Мишо взглянул на графа с долей скепсиса и любопытства. Он совершенно не намеревался посвящать других людей в этот щепетильный вопрос. Кто, ради всего святого, сможет сохранять профессиональное хладнокровие в такой ситуации и даже помочь?

— Вы наверняка задаете себе вопрос, у кого можно спросить совета в таком важном деле. Наверняка вам будет интересно узнать, что династия Меровингов отслеживалась и держалась в тайне на протяжении нескольких сотен лет, и эту часть истории, без сомнения, можно доказать. За это несет ответственность один орден, который называется «Приорат Сиона». По воле случая сегодня он находится в Швейцарии. Думаю, я могу познакомить вас с человеком, который, как никто другой, разбирается в истории этого ордена. Это месье Плантард. Я думаю, этот господин в состоянии доказать, кто является истинным потомком рода Меровингов, и даже больше — а это единственное, что должно вас интересовать, — что это отнюдь не месье Ларош.

— Почему вы так уверены?

— Считайте это инстинктом, месье президент, — сказал граф и улыбнулся второй раз.


10 мая, лес Сен-Пьер-дю-Буа

В лесу стоял черный микроавтобус с тонированными стеклами. Ничто не указывало на то, что он приехал сюда всего несколько часов назад. Мотор был заглушён, двери плотно закрыты, в лесу слышались только удаляющиеся шаги. Еще несколько минут разогретый мотор пощелкивал в лесной прохладе, но потом звуки леса поглотили его.

В лесу раздавалось птичье пение, легкий ветерок пробегал по листве. На небе появились облака, и контраст между солнечными пятнами и тенью стал менее заметным.

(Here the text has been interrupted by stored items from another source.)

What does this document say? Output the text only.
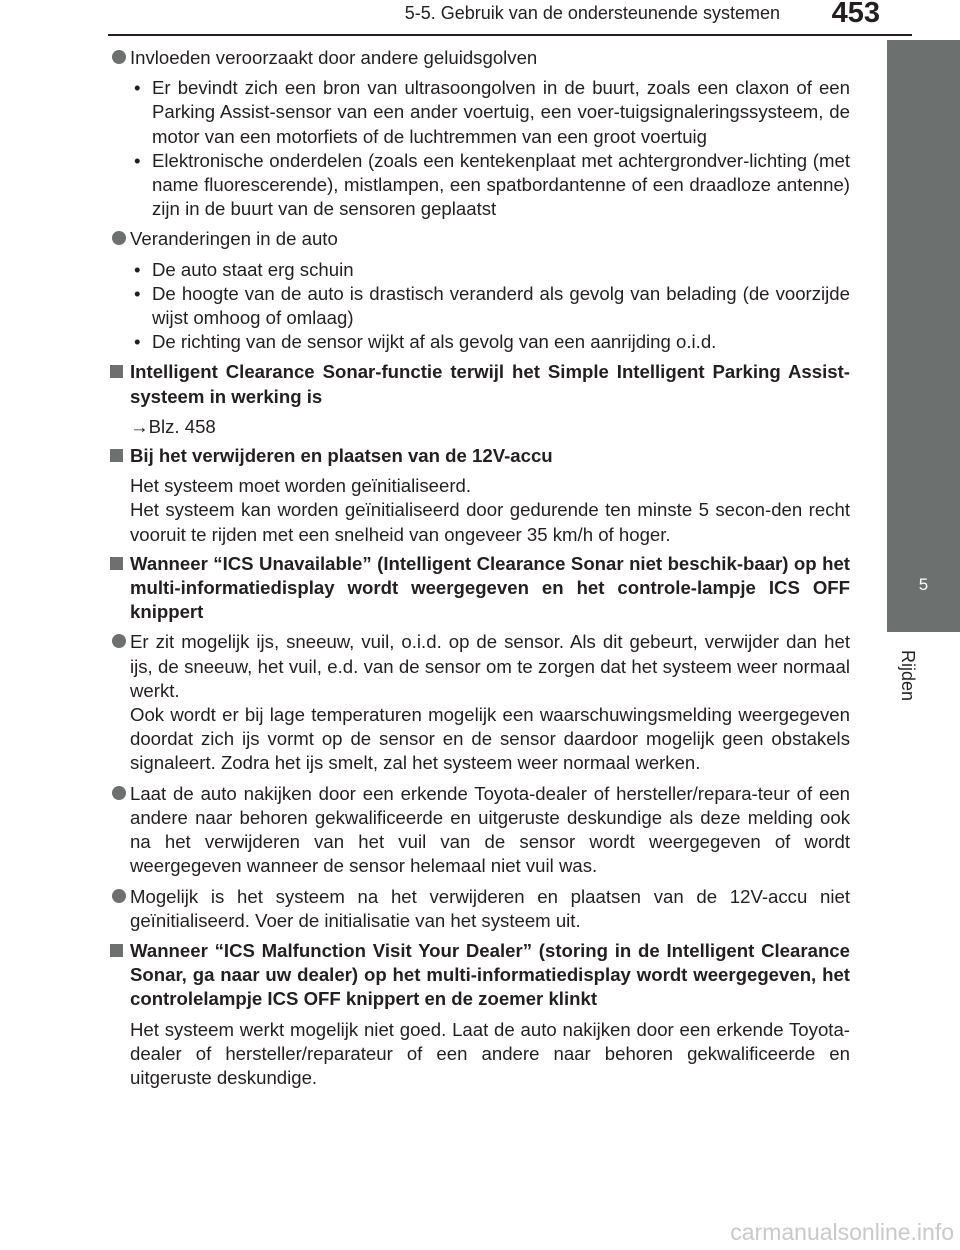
5-5. Gebruik van de ondersteunende systemen 453
5
Rijden
Invloeden veroorzaakt door andere geluidsgolven
• Er bevindt zich een bron van ultrasoongolven in de buurt, zoals een claxon of een Parking Assist-sensor van een ander voertuig, een voer-tuigsignaleringssysteem, de motor van een motorfiets of de luchtremmen van een groot voertuig
• Elektronische onderdelen (zoals een kentekenplaat met achtergrondver-lichting (met name fluorescerende), mistlampen, een spatbordantenne of een draadloze antenne) zijn in de buurt van de sensoren geplaatst
Veranderingen in de auto
• De auto staat erg schuin
• De hoogte van de auto is drastisch veranderd als gevolg van belading (de voorzijde wijst omhoog of omlaag)
• De richting van de sensor wijkt af als gevolg van een aanrijding o.i.d.
Intelligent Clearance Sonar-functie terwijl het Simple Intelligent Parking Assist-systeem in werking is
→Blz. 458
Bij het verwijderen en plaatsen van de 12V-accu
Het systeem moet worden geïnitialiseerd.
Het systeem kan worden geïnitialiseerd door gedurende ten minste 5 secon-den recht vooruit te rijden met een snelheid van ongeveer 35 km/h of hoger.
Wanneer “ICS Unavailable” (Intelligent Clearance Sonar niet beschik-baar) op het multi-informatiedisplay wordt weergegeven en het controle-lampje ICS OFF knippert
Er zit mogelijk ijs, sneeuw, vuil, o.i.d. op de sensor. Als dit gebeurt, verwijder dan het ijs, de sneeuw, het vuil, e.d. van de sensor om te zorgen dat het systeem weer normaal werkt.
Ook wordt er bij lage temperaturen mogelijk een waarschuwingsmelding weergegeven doordat zich ijs vormt op de sensor en de sensor daardoor mogelijk geen obstakels signaleert. Zodra het ijs smelt, zal het systeem weer normaal werken.
Laat de auto nakijken door een erkende Toyota-dealer of hersteller/repara-teur of een andere naar behoren gekwalificeerde en uitgeruste deskundige als deze melding ook na het verwijderen van het vuil van de sensor wordt weergegeven of wordt weergegeven wanneer de sensor helemaal niet vuil was.
Mogelijk is het systeem na het verwijderen en plaatsen van de 12V-accu niet geïnitialiseerd. Voer de initialisatie van het systeem uit.
Wanneer “ICS Malfunction Visit Your Dealer” (storing in de Intelligent Clearance Sonar, ga naar uw dealer) op het multi-informatiedisplay wordt weergegeven, het controlelampje ICS OFF knippert en de zoemer klinkt
Het systeem werkt mogelijk niet goed. Laat de auto nakijken door een erkende Toyota-dealer of hersteller/reparateur of een andere naar behoren gekwalificeerde en uitgeruste deskundige.
carmanualsonline.info
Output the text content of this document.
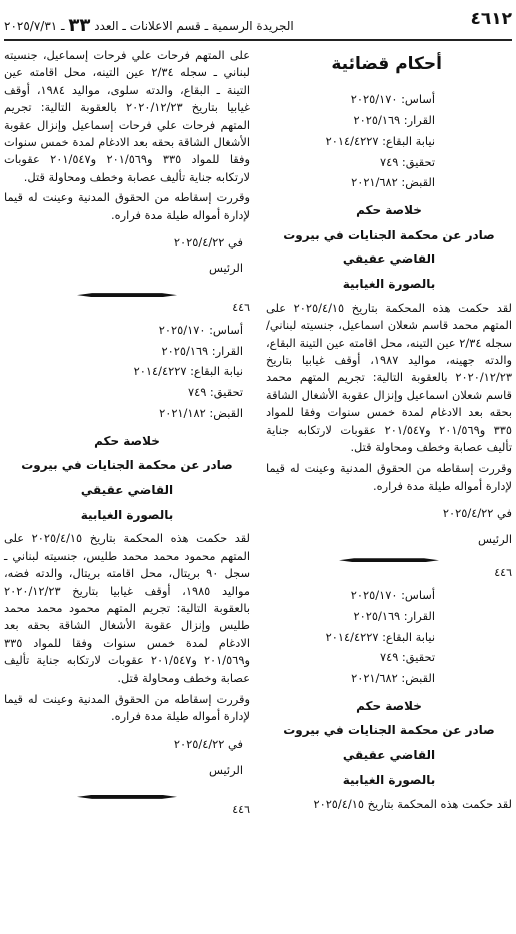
٤٦١٢
الجريدة الرسمية ـ قسم الاعلانات ـ العدد ٣٣ ـ ٢٠٢٥/٧/٣١
أحكام قضائية
أساس: ٢٠٢٥/١٧٠
القرار: ٢٠٢٥/١٦٩
نيابة البقاع: ٢٠١٤/٤٢٢٧
تحقيق: ٧٤٩
القبض: ٢٠٢١/٦٨٢
خلاصة حكم
صادر عن محكمة الجنايات في بيروت
القاضي عقيقي
بالصورة الغيابية
لقد حكمت هذه المحكمة بتاريخ ٢٠٢٥/٤/١٥ على المتهم محمد قاسم شعلان اسماعيل، جنسيته لبناني/ سجله ٢/٣٤ عين التينه، محل اقامته عين التينة البقاع، والدته جهينه، مواليد ١٩٨٧، أوقف غيابيا بتاريخ ٢٠٢٠/١٢/٢٣ بالعقوبة التالية: تجريم المتهم محمد قاسم شعلان اسماعيل وإنزال عقوبة الأشغال الشاقة بحقه بعد الادغام لمدة خمس سنوات وفقا للمواد ٣٣٥ و٢٠١/٥٦٩ و٢٠١/٥٤٧ عقوبات لارتكابه جناية تأليف عصابة وخطف ومحاولة قتل.
وقررت إسقاطه من الحقوق المدنية وعينت له قيما لإدارة أمواله طيلة مدة فراره.
في ٢٠٢٥/٤/٢٢
الرئيس
٤٤٦
أساس: ٢٠٢٥/١٧٠
القرار: ٢٠٢٥/١٦٩
نيابة البقاع: ٢٠١٤/٤٢٢٧
تحقيق: ٧٤٩
القبض: ٢٠٢١/٦٨٢
خلاصة حكم
صادر عن محكمة الجنايات في بيروت
القاضي عقيقي
بالصورة الغيابية
لقد حكمت هذه المحكمة بتاريخ ٢٠٢٥/٤/١٥
على المتهم فرحات علي فرحات إسماعيل، جنسيته لبناني ـ سجله ٢/٣٤ عين التينه، محل اقامته عين التينة ـ البقاع، والدته سلوى، مواليد ١٩٨٤، أوقف غيابيا بتاريخ ٢٠٢٠/١٢/٢٣ بالعقوبة التالية: تجريم المتهم فرحات علي فرحات إسماعيل وإنزال عقوبة الأشغال الشاقة بحقه بعد الادغام لمدة خمس سنوات وفقا للمواد ٣٣٥ و٢٠١/٥٦٩ و٢٠١/٥٤٧ عقوبات لارتكابه جناية تأليف عصابة وخطف ومحاولة قتل.
وقررت إسقاطه من الحقوق المدنية وعينت له قيما لإدارة أمواله طيلة مدة فراره.
في ٢٠٢٥/٤/٢٢
الرئيس
٤٤٦
أساس: ٢٠٢٥/١٧٠
القرار: ٢٠٢٥/١٦٩
نيابة البقاع: ٢٠١٤/٤٢٢٧
تحقيق: ٧٤٩
القبض: ٢٠٢١/١٨٢
خلاصة حكم
صادر عن محكمة الجنايات في بيروت
القاضي عقيقي
بالصورة الغيابية
لقد حكمت هذه المحكمة بتاريخ ٢٠٢٥/٤/١٥ على المتهم محمود محمد محمد طليس، جنسيته لبناني ـ سجل ٩٠ بريتال، محل اقامته بريتال، والدته فضه، مواليد ١٩٨٥، أوقف غيابيا بتاريخ ٢٠٢٠/١٢/٢٣ بالعقوبة التالية: تجريم المتهم محمود محمد محمد طليس وإنزال عقوبة الأشغال الشاقة بحقه بعد الادغام لمدة خمس سنوات وفقا للمواد ٣٣٥ و٢٠١/٥٦٩ و٢٠١/٥٤٧ عقوبات لارتكابه جناية تأليف عصابة وخطف ومحاولة قتل.
وقررت إسقاطه من الحقوق المدنية وعينت له قيما لإدارة أمواله طيلة مدة فراره.
في ٢٠٢٥/٤/٢٢
الرئيس
٤٤٦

Из-за деревьев неожиданно появились три фигуры. Они были облачены в черные плащи и двигались как хищные звери, поэтому заметить их было очень непросто. Казалось, после каждого шага они сливались то с деревом, то с кустарником, не издавая при этом ни малейшего звука. За считанные секунды они добрались до автомобиля. Первый открыл заднюю дверь, все трое зашли внутрь, дверь захлопнулась.

Внутри воздух был теплым и тяжелым. Пахло влажной одеждой, воском и чем-то сладким. Зажженная свеча осветила маленький алтарь. Он был выполнен из темного дерева и украшен стилизованной резьбой. Над алтарем висело полотно с изображением демонического существа. Оно было с рогами и пастью с острыми клыками. Существо было явно мужского пола, о чем свидетельствовал обнаженный мускулистый торс. Руки и ноги были покрыты густой шерстью.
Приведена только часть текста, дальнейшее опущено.